Spider-Man was not used to people asking for his autograph, as most people in New York City didn't know how to feel about him since the Bugle kept labeling him as a menace to society, and a vigilante, at best. He was especially not used to dangerous, bulky mercenaries fangirling over him like a teenager who just saw their favorite actor take a shirt off. Spider-Man would forever blame Deadpool's knack of circumventing expectations and talking too much for just one person to follow, for the reason he took the offered shirt and sharpie without much thought.
He unrolled the small bundle and immediately thanked all the gods he knew, that he had a full faced mask that was invaluable at covering when he was scared, or blushing, as the case currently was. The shirt was black, with a cartoon version of his vigilante persona shooting a white web down at the bottom of the shirt, and the words "Spider-Man can CUM at me, anytime."
Suppressing a non-hero-like giggle, Spider-Man signed the shirt. He added a little note of his own that read: "Not until after the third date, Big Red," with a smirk, because, well, he was a teenager and even he had to admit the shirt was pretty funny, if a bit gross. He tossed the shirt and marker back to Deadpool and stepped up to the side of the building where he could hear a robbery happening a few streets over.
"No killing in my city, Red, and we won't have a problem," Spider-Man said before flipping himself off the building and swinging away to catch the robber, all to the fading lyrics of "Low" that Deadpool decided to scream-sing after him.
It would take Spider-Man another three nights, during his bimonthly fight with the Green Goblin, for him to realize that the supposedly most dangerous mercenary in the world had never once set off his Spidey Sense.

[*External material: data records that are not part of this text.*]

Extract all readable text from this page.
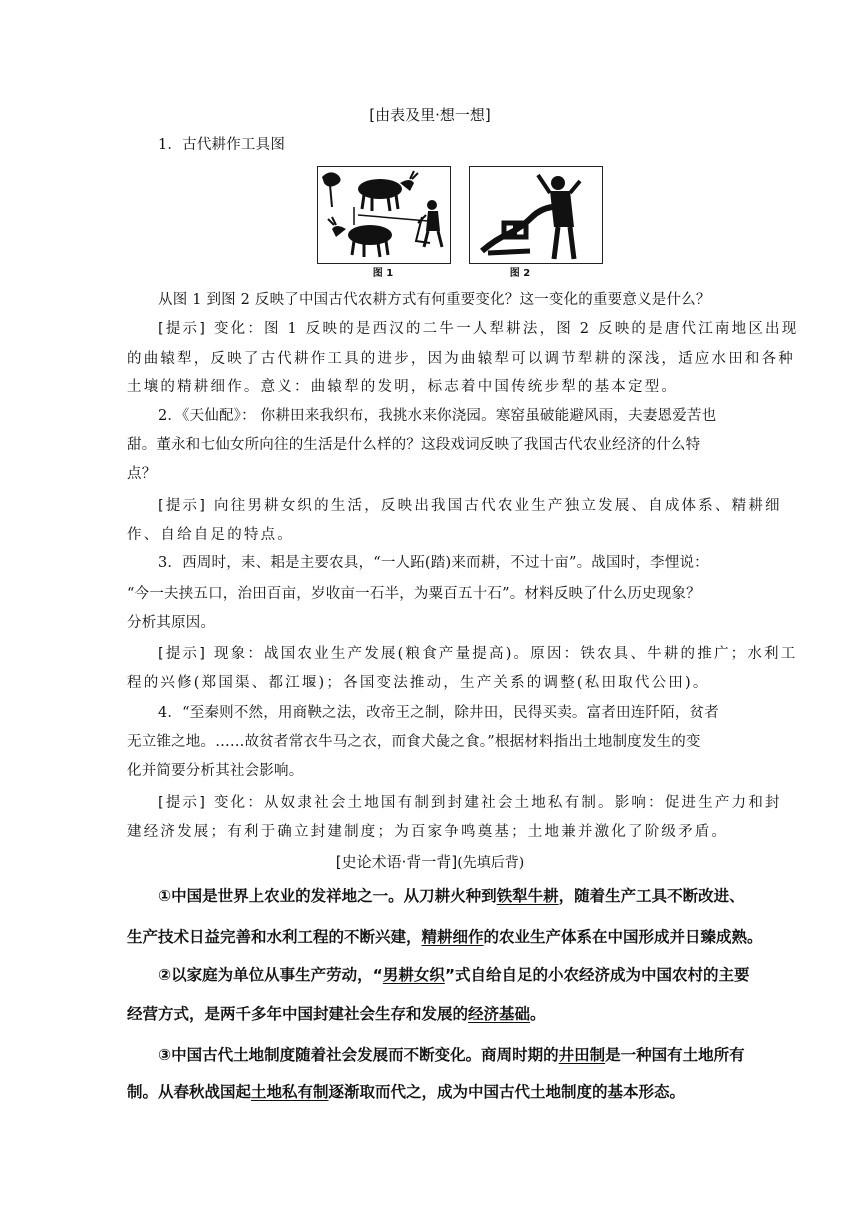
[由表及里·想一想]
1．古代耕作工具图
图 1	图 2
从图 1 到图 2 反映了中国古代农耕方式有何重要变化？这一变化的重要意义是什么？
[提示] 变化：图 1 反映的是西汉的二牛一人犁耕法，图 2 反映的是唐代江南地区出现
的曲辕犁，反映了古代耕作工具的进步，因为曲辕犁可以调节犁耕的深浅，适应水田和各种
土壤的精耕细作。意义：曲辕犁的发明，标志着中国传统步犁的基本定型。
2．《天仙配》： 你耕田来我织布，我挑水来你浇园。寒窑虽破能避风雨，夫妻恩爱苦也
甜。董永和七仙女所向往的生活是什么样的？这段戏词反映了我国古代农业经济的什么特
点？
[提示] 向往男耕女织的生活，反映出我国古代农业生产独立发展、自成体系、精耕细
作、自给自足的特点。
3．西周时，耒、耜是主要农具，“一人跖(踏)来而耕，不过十亩”。战国时，李悝说：
“今一夫挟五口，治田百亩，岁收亩一石半，为粟百五十石”。材料反映了什么历史现象？
分析其原因。
[提示] 现象：战国农业生产发展(粮食产量提高)。原因：铁农具、牛耕的推广；水利工
程的兴修(郑国渠、都江堰)；各国变法推动，生产关系的调整(私田取代公田)。
4．“至秦则不然，用商鞅之法，改帝王之制，除井田，民得买卖。富者田连阡陌，贫者
无立锥之地。……故贫者常衣牛马之衣，而食犬彘之食。”根据材料指出土地制度发生的变
化并简要分析其社会影响。
[提示] 变化：从奴隶社会土地国有制到封建社会土地私有制。影响：促进生产力和封
建经济发展；有利于确立封建制度；为百家争鸣奠基；土地兼并激化了阶级矛盾。
[史论术语·背一背](先填后背)
①中国是世界上农业的发祥地之一。从刀耕火种到铁犁牛耕，随着生产工具不断改进、
生产技术日益完善和水利工程的不断兴建，精耕细作的农业生产体系在中国形成并日臻成熟。
②以家庭为单位从事生产劳动，“男耕女织”式自给自足的小农经济成为中国农村的主要
经营方式，是两千多年中国封建社会生存和发展的经济基础。
③中国古代土地制度随着社会发展而不断变化。商周时期的井田制是一种国有土地所有
制。从春秋战国起土地私有制逐渐取而代之，成为中国古代土地制度的基本形态。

Something he knew was apparently still intact (even when he was running on a weekly amount of five hours of sleep) because it alerted him that several of the pumpkin bombs that the Goblin threw his way in order to make his escape, were about to detonate and collapse an abandoned building on top of him.
This is the reason Spider-Man resigned himself to only keeping an eye on Deadpool if the man stepped out of line. Yet, he was surprised to learn that Deadpool only stayed in the city for a few more days after that first meeting and had actually refrained from killing.
Spider-Man did, however, find a badly beaten mugger the day Deadpool left, with a note stuck to her forehead that read: "One date down, two to go. Love, Big Red."
If Spider-Man kept the note, well, no one would ever know. Besides, the cartoon drawing of Spider-Man and Deadpool sitting at a candlelit table with tacos on the plates in front of them was too cute (if a bit nonproportionate) to throw away.